Osmanlı yönetiminde, asla bir sömürge anlayışının olmadığına vurgu yapan Cumhurbaşkanı Erdoğan, sözlerine şöyle devam etti: “Tam tersine Osmanlı, her yerde olduğu gibi Afrika’da da, halkların geçmişlerine, inançlarına, dillerine, geleneklerine saygı duyan, hoşgörü ve adaletin esas olduğu bir yönetim anlayışı sergilemiştir. Dikkat ediniz, geçmişte Osmanlı yönetimi altında bulunan ve bugün bağımsızlığını elde etmiş hiçbir yerde, sömürgeye veya kültürel hegemonyaya dair en küçük bir iz bulamazsınız. Mesela, hiçbir ülke kendi dilini terk edip Türkçeyi konuşma dili veya resmî dil olarak benimsememiştir. Hiçbir inanç grubu, zorla din değişikliğine maruz kalmamıştır. Kuzey Afrika ve Doğu Afrika bunun en somut örnekleridir.”

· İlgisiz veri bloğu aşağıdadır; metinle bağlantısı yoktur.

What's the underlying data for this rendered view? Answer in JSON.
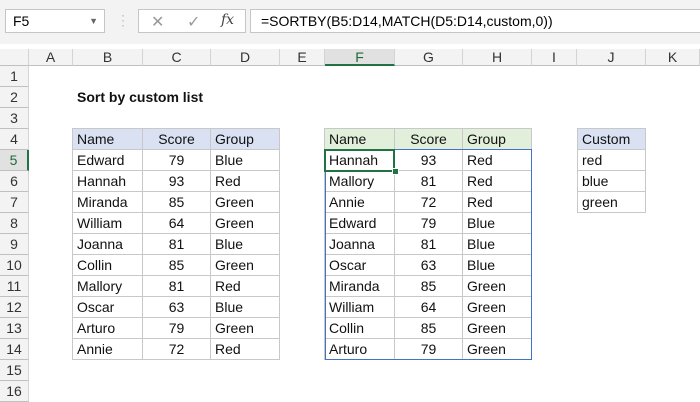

Bugün de Türkiye olarak, Afrika’yla ilişkileri, karşılıklı kazanç, eşitlik, hakkaniyet ve insani hassasiyetler temelinde geliştirmenin çabası içinde olduklarını sözlerine ekleyen Cumhurbaşkanı Erdoğan, “Aksi bir anlayış, bizim ne tarihimizde, ne de bugünümüzde kesinlikle mevcut değildir” diye konuştu.

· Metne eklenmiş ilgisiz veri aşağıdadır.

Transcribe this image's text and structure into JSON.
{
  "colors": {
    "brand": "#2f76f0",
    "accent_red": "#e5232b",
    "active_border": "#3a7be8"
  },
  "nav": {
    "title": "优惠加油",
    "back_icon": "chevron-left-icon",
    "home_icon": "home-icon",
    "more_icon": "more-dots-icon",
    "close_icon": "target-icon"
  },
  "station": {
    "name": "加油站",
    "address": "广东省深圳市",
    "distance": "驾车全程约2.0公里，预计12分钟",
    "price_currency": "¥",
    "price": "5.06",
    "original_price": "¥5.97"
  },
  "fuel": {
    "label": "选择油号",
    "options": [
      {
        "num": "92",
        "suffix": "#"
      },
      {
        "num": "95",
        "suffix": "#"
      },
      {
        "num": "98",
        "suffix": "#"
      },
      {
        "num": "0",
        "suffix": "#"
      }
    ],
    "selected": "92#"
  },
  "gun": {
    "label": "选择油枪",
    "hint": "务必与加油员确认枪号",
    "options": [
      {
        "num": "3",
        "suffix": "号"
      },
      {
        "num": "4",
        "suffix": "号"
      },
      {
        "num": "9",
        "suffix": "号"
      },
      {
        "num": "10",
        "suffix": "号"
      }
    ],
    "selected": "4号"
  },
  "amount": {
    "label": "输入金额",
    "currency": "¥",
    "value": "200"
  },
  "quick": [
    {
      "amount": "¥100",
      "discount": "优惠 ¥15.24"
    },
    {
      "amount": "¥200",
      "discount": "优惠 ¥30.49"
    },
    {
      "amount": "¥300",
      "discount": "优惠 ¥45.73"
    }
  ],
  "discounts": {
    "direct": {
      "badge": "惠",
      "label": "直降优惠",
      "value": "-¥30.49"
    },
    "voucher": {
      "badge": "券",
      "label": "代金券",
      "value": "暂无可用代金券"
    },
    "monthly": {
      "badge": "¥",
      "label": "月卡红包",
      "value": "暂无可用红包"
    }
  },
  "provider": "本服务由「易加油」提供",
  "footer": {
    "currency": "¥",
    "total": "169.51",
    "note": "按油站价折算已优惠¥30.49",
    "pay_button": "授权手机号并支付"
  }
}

“GANA’NIN KALKINMA VE DEMOKRASİ MÜCADELESİNDE YANINDAYIZ”
Somali’nin yeniden inşası konusunda gösterdikleri gayrete dikkat çeken ve Afrika’nın diğer ülke ve halklarına da aynı hissiyatla yaklaştıklarını ifade eden Cumhurbaşkanı Erdoğan sözlerine, Gana ile ilgili yaptığı şu değerlendirmelerle devam etti: “Türkiye olarak Gana’yı, özgün geçmişi ve günümüzdeki başarılarıyla Sahraaltı Afrika’daki en önemli kalkınma ortaklarımızdan biri olarak gördüğümüzü özellikle ifade etmek isterim. Gana, bugün, gelişmiş demokrasisi ve kalıcı istikrarı ile kıtada model bir ülke konumundadır. Gana’nın, çoğulcu demokrasinin hayata geçirilmesi konusunda kararlılığı yanında, insan hakları ve hukukun üstünlüğüne bağlılığını da takdirle izliyoruz. Kalkınma ve demokrasi mücadelenizde desteğimizin daima yanınızda olacağından emin olunuz.”

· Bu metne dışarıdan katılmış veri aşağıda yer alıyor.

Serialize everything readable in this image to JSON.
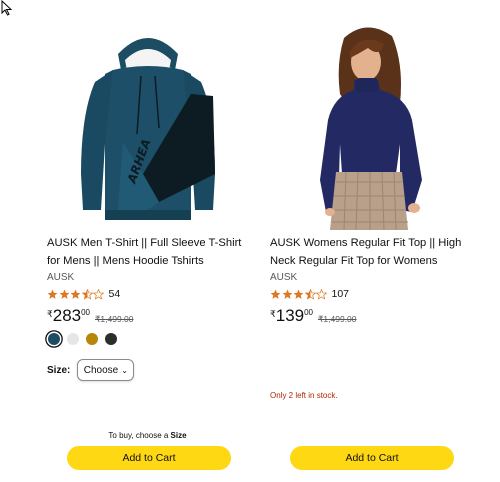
{
  "products": [
    {
      "title": "AUSK Men T-Shirt || Full Sleeve T-Shirt for Mens || Mens Hoodie Tshirts",
      "brand": "AUSK",
      "rating_count": "54",
      "rating_value": 3.5,
      "price": {
        "currency": "₹",
        "whole": "283",
        "fraction": "00",
        "mrp": "₹1,499.00"
      },
      "swatches": [
        {
          "name": "teal",
          "color": "#1d4d63",
          "selected": true
        },
        {
          "name": "white",
          "color": "#e6e6e6",
          "selected": false
        },
        {
          "name": "mustard",
          "color": "#b8860b",
          "selected": false
        },
        {
          "name": "dark-olive",
          "color": "#2b2f2a",
          "selected": false
        }
      ],
      "size_label": "Size:",
      "size_select": "Choose",
      "choose_note_prefix": "To buy, choose a",
      "choose_note_bold": "Size",
      "add_to_cart": "Add to Cart"
    },
    {
      "title": "AUSK Womens Regular Fit Top || High Neck Regular Fit Top for Womens",
      "brand": "AUSK",
      "rating_count": "107",
      "rating_value": 3.5,
      "price": {
        "currency": "₹",
        "whole": "139",
        "fraction": "00",
        "mrp": "₹1,499.00"
      },
      "stock_note": "Only 2 left in stock.",
      "add_to_cart": "Add to Cart"
    }
  ],
  "colors": {
    "star": "#de7921",
    "button": "#ffd814",
    "stock": "#b12704"
  }
}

Türkiye’nin Afrika ile ilişkilerini; dostluk, eşitlik ve iş birliği temelinde geliştirme konusunda kararlı olduklarının altını çizen Cumhurbaşkanı Erdoğan, “Bu doğrultuda siyasi, askerî, ekonomik, kültürel ve sosyal alanlarda ilişkilerimizi çeşitlendirmeyi ve derinleştirmeyi merkeze alan bir politika izliyoruz” dedi.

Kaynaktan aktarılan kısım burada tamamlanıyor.